Angel Reese’s tearful revelation that she “can’t afford rent” exposed the harsh reality behind the WNBA’s rejected salary proposal, as players furious over being denied fair revenue sharing now demand true respect and investment — turning a moment of frustration into a powerful fight for dignity, equality, and the league’s future.

Angel Reese Shades Former Rival Caitlin Clark After WNBA Victory

The fight for fair pay in women’s basketball has reached a boiling point, and at the center of it all is Angel Reese, one of the WNBA’s brightest rising stars, who is refusing to stay silent any longer.

In a stunning revelation that shook both fans and league executives, Reese admitted she is struggling to cover her basic living expenses on her current salary, despite being a face of the league and a household name in the sport.

The controversy began when the WNBA unveiled its latest contract proposal earlier this summer, offering to raise the minimum player salary from $66,000 to $250,000 and the maximum from $235,000 to $1 million.

On paper, it looked like a major step forward — the kind of pay bump that headlines could celebrate as a victory for women athletes.

But when the details were examined, players weren’t impressed.

Instead, the reaction was fierce.

Multiple stars across the league called the offer a “slap in the face,” pointing out that it failed to address the most critical issue on the table: revenue sharing.

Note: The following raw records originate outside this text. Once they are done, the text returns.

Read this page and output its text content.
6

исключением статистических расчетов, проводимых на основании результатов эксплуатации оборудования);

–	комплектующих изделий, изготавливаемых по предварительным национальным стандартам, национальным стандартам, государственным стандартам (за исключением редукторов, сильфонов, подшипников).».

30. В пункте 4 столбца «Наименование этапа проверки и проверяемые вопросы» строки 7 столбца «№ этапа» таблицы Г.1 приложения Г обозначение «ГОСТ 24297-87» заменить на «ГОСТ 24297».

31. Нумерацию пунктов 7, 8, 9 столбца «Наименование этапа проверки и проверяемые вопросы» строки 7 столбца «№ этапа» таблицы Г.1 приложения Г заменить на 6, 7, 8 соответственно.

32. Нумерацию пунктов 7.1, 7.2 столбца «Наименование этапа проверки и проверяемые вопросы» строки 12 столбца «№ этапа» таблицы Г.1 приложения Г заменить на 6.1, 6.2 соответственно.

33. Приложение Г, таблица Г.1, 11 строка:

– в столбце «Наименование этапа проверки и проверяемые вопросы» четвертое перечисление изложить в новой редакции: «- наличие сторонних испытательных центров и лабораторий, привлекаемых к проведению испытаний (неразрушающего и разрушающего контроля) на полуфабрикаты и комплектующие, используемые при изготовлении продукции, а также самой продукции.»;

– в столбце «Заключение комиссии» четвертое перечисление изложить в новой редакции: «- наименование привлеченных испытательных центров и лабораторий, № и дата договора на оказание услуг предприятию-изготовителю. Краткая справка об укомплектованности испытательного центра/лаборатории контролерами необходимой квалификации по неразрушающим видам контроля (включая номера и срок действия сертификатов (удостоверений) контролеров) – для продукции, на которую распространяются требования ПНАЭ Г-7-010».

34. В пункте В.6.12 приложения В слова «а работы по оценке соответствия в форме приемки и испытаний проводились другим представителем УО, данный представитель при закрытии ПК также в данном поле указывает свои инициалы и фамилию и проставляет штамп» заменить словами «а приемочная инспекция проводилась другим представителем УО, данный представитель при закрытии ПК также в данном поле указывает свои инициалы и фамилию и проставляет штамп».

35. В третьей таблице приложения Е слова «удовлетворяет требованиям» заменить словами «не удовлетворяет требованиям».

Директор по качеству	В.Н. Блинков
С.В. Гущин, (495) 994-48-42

While the NBA’s collective bargaining agreement allows players to receive about 50% of basketball-related income, WNBA athletes currently receive far less, with the league holding onto the lion’s share of profits from ticket sales, sponsorships, and broadcast deals.

 

How tall is Chicago's Sky Angel Reese and what does the WNBA star weigh? |  Marca

 

For many, the salary increases felt like a distraction from the real fight — ensuring the athletes receive their fair portion of the money they generate.

Angel Reese, who has never been one to hold back her feelings, voiced the frustration of an entire generation of players.

“It’s not just about the money,” she said in a candid interview last week.

“It’s about respect.

We bring in the fans, we create the moments, we are the product.

And yet, some of us can’t even afford rent.

That’s not sustainable. That’s not fair.”

Her words immediately went viral, sparking passionate debates online and shining a harsh spotlight on the economic realities of professional women’s basketball.

For a player like Reese — nicknamed the “Bayou Barbie” and credited with helping drive record-breaking TV ratings during her time at LSU and now in the WNBA — the idea that she could be financially strained stunned her supporters.

Other players quickly echoed Reese’s sentiment.

Aces superstar A’ja Wilson remarked that pay equity is about more than just headline numbers.

“If you’re making millions off us, then we deserve our cut.

Period,” Wilson said in a post-game press conference.

 

Angel Reese Says WNBA 'Don't Pay My Bills,' Revealing How Much She Pays in  Rent

 

Meanwhile, veterans like Diana Taurasi have been warning for years that unless the WNBA fundamentally changes how it invests in its athletes, the league risks losing its best talent to overseas markets where women can earn salaries up to ten times higher.

The broader public reaction has been equally intense.

Fans flooded social media with messages of support for Reese, demanding that the WNBA “do better” and calling out the hypocrisy of celebrating record growth in viewership and sponsorships while still underpaying the players responsible for it.

Critics also pointed to the league’s reliance on athletes supplementing their income through endorsements or off-season overseas play, a system that leaves many overworked, underpaid, and vulnerable to burnout.

League executives, for their part, have tried to frame the proposed salary increases as a good-faith effort to move toward equity.

In a recent press release, the WNBA emphasized its “commitment to player growth and sustainability” while highlighting investments in charter flights, healthcare, and training facilities.

But for Reese and her peers, these promises fall flat when the core issue of revenue sharing remains unaddressed.